Blockchain and Art Museums

Over the past few months, there has been so much buzz around blockchain technology - it really started with Bitcoin, and I was intrigued by the various ways that cryptocurrencies were being leveraged in the art market: Verisart authenticates art transactions using the bitcoin blockchain; Paddle8 recently merged with The Native, a Swiss technology company that will enable the online auction house to accept cryptocurrency payments; and Maecenas is building a global art blockchain market where users can buy digitized shares of valuable artworks.

But as I learned, the implications of blockchain technology are much broader - any industry that depends on transactions, financial or otherwise, stands to gain from it. 

DMM.PLANETS Exhibition by teamLab in Odaiba, Japan

DMM.PLANETS Exhibition by teamLab in Odaiba, Japan

As I learned more about blockchain, I realized (and it was probably not a unique realization), that the technology could potentially serve a much larger purpose in the art world. It could revolutionize the systems that underpin large cultural organizations, especially art museums, in terms of operations, philanthropy, and inventory management. 

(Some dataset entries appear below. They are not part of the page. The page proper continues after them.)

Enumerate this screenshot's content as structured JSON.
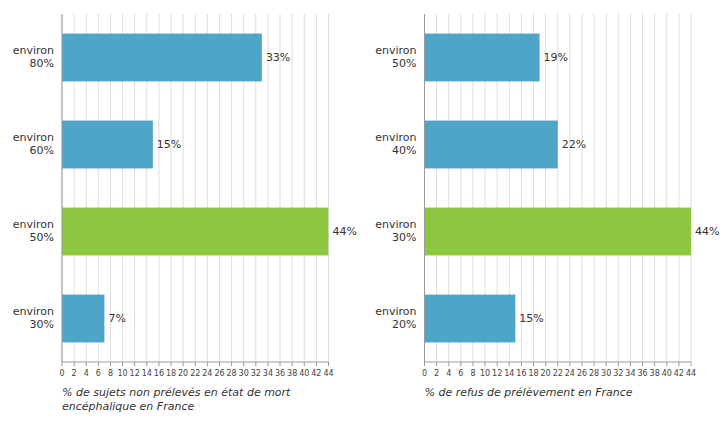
{
  "chart_data": [
    {
      "type": "bar",
      "orientation": "horizontal",
      "categories": [
        "environ\n80%",
        "environ\n60%",
        "environ\n50%",
        "environ\n30%"
      ],
      "values": [
        33,
        15,
        44,
        7
      ],
      "value_labels": [
        "33%",
        "15%",
        "44%",
        "7%"
      ],
      "data_labels": true,
      "colors": [
        "#4da6c8",
        "#4da6c8",
        "#8dc63f",
        "#4da6c8"
      ],
      "xlabel": "% de sujets non prélevés en état de mort\nencéphalique en France",
      "xlim": [
        0,
        44
      ],
      "xticks": [
        0,
        2,
        4,
        6,
        8,
        10,
        12,
        14,
        16,
        18,
        20,
        22,
        24,
        26,
        28,
        30,
        32,
        34,
        36,
        38,
        40,
        42,
        44
      ],
      "grid": true
    },
    {
      "type": "bar",
      "orientation": "horizontal",
      "categories": [
        "environ\n50%",
        "environ\n40%",
        "environ\n30%",
        "environ\n20%"
      ],
      "values": [
        19,
        22,
        44,
        15
      ],
      "value_labels": [
        "19%",
        "22%",
        "44%",
        "15%"
      ],
      "data_labels": true,
      "colors": [
        "#4da6c8",
        "#4da6c8",
        "#8dc63f",
        "#4da6c8"
      ],
      "xlabel": "% de refus de prélèvement en France",
      "xlim": [
        0,
        44
      ],
      "xticks": [
        0,
        2,
        4,
        6,
        8,
        10,
        12,
        14,
        16,
        18,
        20,
        22,
        24,
        26,
        28,
        30,
        32,
        34,
        36,
        38,
        40,
        42,
        44
      ],
      "grid": true
    }
  ]
}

I explore all of these ideas in a recent post on LaPlaca Cohen's Culture Track platform:

Blockchain could solve some of the big problems that these institutions are increasingly facing, including the “digital dilemma” outlined in Culture Track ’17. With many cultural organizations grappling with “how exactly to integrate technology in authentic and innovative ways,” blockchain could have a meaningful impact on the operations and management of a museum, and perhaps bring more value in the long term than something superficial like digital labels in galleries.

I'm very curious to see how and if this technology continues to be adopted - in general, and in the art world.